Our node embedding supports four options
- codebert
- unixcoder
- textcnn
- lstm
Context selection supports four options(Parentheses describe the abbreviations used in our paper).
- nature(one-line context)
- data_flow(data dependency context)
- control_flow(control dependency context)
- sentence(zero context)
We use dgl library to support different graph models.
- gat
- gatv2
- gcn
- SAGEConv
You can switch the configuration of the FVA in the gcn/multi_task/main.py:36
file at any time.
context_type = 'sentence'
token_type = 'codebert'
gnn_type = "gcn"
In RQ1 , we compared to baseline models for function-level SV assessment.
We set up the FVA with the following configuration (one-line context, CodeBERT for node embedding, and GCN for graph model).
# gcn/multi_task/main.py
context_type = 'nature'
token_type = 'codebert'
gnn_type = "gcn"
To train and test the FVA model , using the following commands. The result logging will be saved in the result
directory.
conda activate fva
cd gcb/multi_task
CUDA_VISIBLE_DEVICES=0 python ./main.py
The other four baseline models are in the following directories.
gcn
├── Deepcva # DeepCVA model
├── multi_codebert # Vanilla CodeBERT
├── function_level_Le # LGBM and Random Forest
To train and test DeepCVA
model , using the following commands.
cd gcn/Deepcva
python extract_features.py # run this file to get feature
python model.py # train and test DeepCVA
To train and test Vanilla CodeBERT
, using the following commands.
cd gcn/multi_codebert
python extract_tokens.py # run this file to get cache tokens
python main.py # train and test CodeBERT
To train and test LGBM
and Random Forest
, using the following commands.
cd gcn/function_level_Le
python extract_feature_codebert.py # get codebert feature
sh evaluate.sh # evaluate model
python get_best_result.py # get best result
In RQ2,we study the effect of different vulnerable statement contexts on FVA performance.
We used the following four configurations to train the FVA.
# gcn/multi_task/main.py
context_type = 'nature'
token_type = 'codebert'
gnn_type = "gcn"
context_type = 'data_flow'
token_type = 'codebert'
gnn_type = "gcn"
context_type = 'control_flow'
token_type = 'codebert'
gnn_type = "gcn"
context_type = 'sentence'
token_type = 'codebert'
gnn_type = "gcn"
In RQ3,we study the effect of different node embeddings on FVA performance.

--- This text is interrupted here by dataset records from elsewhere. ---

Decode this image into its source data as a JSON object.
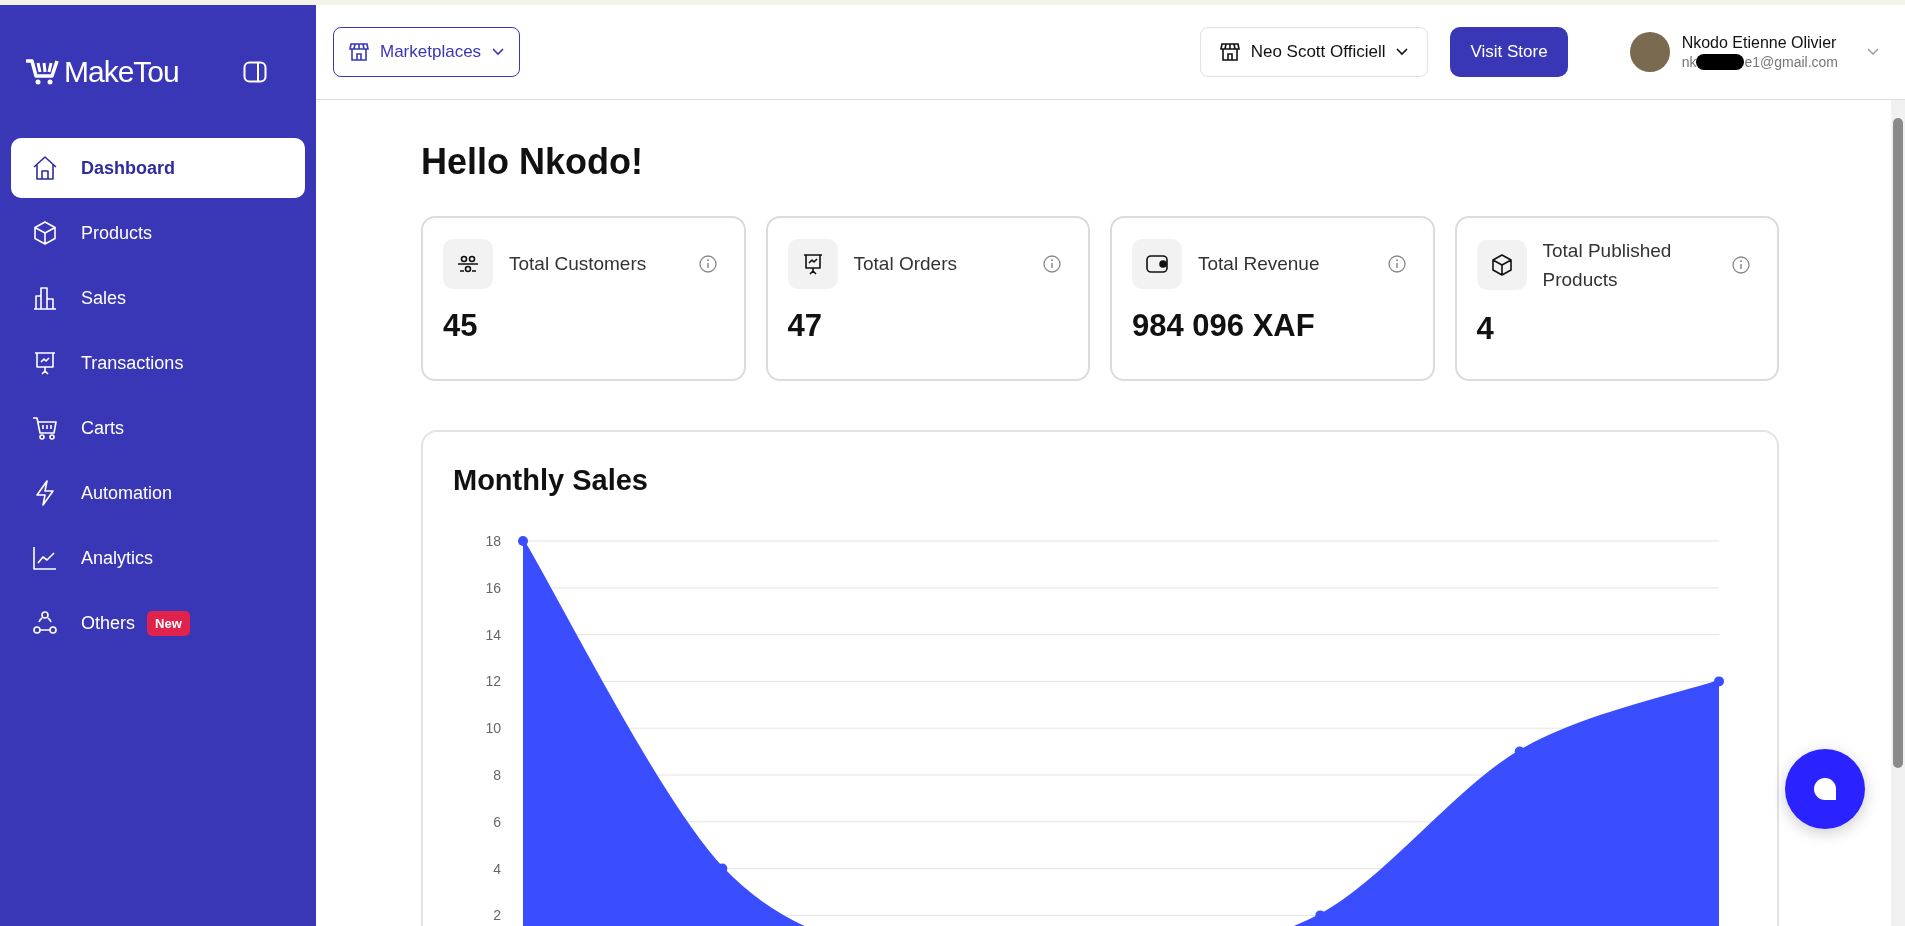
{
  "sidebar": {
    "logo": "MakeTou",
    "items": [
      {
        "label": "Dashboard",
        "selected": true
      },
      {
        "label": "Products",
        "selected": false
      },
      {
        "label": "Sales",
        "selected": false
      },
      {
        "label": "Transactions",
        "selected": false
      },
      {
        "label": "Carts",
        "selected": false
      },
      {
        "label": "Automation",
        "selected": false
      },
      {
        "label": "Analytics",
        "selected": false
      },
      {
        "label": "Others",
        "selected": false,
        "badge": "New"
      }
    ]
  },
  "header": {
    "marketplaces": "Marketplaces",
    "store": "Neo Scott Officiell",
    "visit_button": "Visit Store",
    "user": {
      "name": "Nkodo Etienne Olivier",
      "email_start": "nk",
      "email_end": "e1@gmail.com"
    }
  },
  "greeting": "Hello Nkodo!",
  "stats": [
    {
      "label": "Total Customers",
      "value": "45"
    },
    {
      "label": "Total Orders",
      "value": "47"
    },
    {
      "label": "Total Revenue",
      "value": "984 096 XAF"
    },
    {
      "label": "Total Published Products",
      "value": "4"
    }
  ],
  "monthly_sales": {
    "title": "Monthly Sales",
    "chart_data": {
      "type": "area",
      "values": [
        18,
        4,
        0,
        0,
        2,
        9,
        12
      ],
      "ylim": [
        0,
        18
      ],
      "grid": true,
      "yticks": [
        2,
        4,
        6,
        8,
        10,
        12,
        14,
        16,
        18
      ]
    }
  }
}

We used the following three configurations to train the FVA.
# gcn/multi_task/main.py
# CodeBERT node embedding
context_type = 'nature'
token_type = 'codebert'
gnn_type = "gcn"
# UniXcoder node embedding
context_type = 'nature'
token_type = 'unixcoder'
gnn_type = "gcn"
# LSTM node embedding
context_type = 'nature'
token_type = 'lstm'
gnn_type = "gcn"
FastText
node embedding is stored in a separate folder fasttext_embedding_graph_model
,because we need preprocess to get n-gram tokens.Using following commands to train and test FastText
node embedding FVA models.
cd gcn/fasttext_embedding_graph_model
python main.py
In RQ4,we study using different graph embedding models to assess SVs.
# gcn/multi_task/main.py
# GCN Graph Embedding
context_type = 'nature'
token_type = 'codebert'
gnn_type = "gcn"
# GAT Graph Embedding
context_type = 'nature'
token_type = 'codebert'
gnn_type = "gat"
# GAT-V2 Graph Embedding
context_type = 'nature'
token_type = 'codebert'
gnn_type = "gatv2"
# GraphSAGE Graph Embedding
context_type = 'nature'
token_type = 'codebert'
gnn_type = "SAGEConv"
We also provide the training and testing time of models as a reference.
computation cost(s)
DeepCVA | CodeBERT | FuncLGBM | FuncRF | FVA | |
---|---|---|---|---|---|
Train | 4066.00 | 2821.00 | 394.71 | 6.66 | 18846.00 |
Test | 11.30 | 2.70 | 0.07 | 0.77 | 30.30 |
The paper is still under review, you can download this repo HERE , and we will push the source code to GitHub when the review is finished.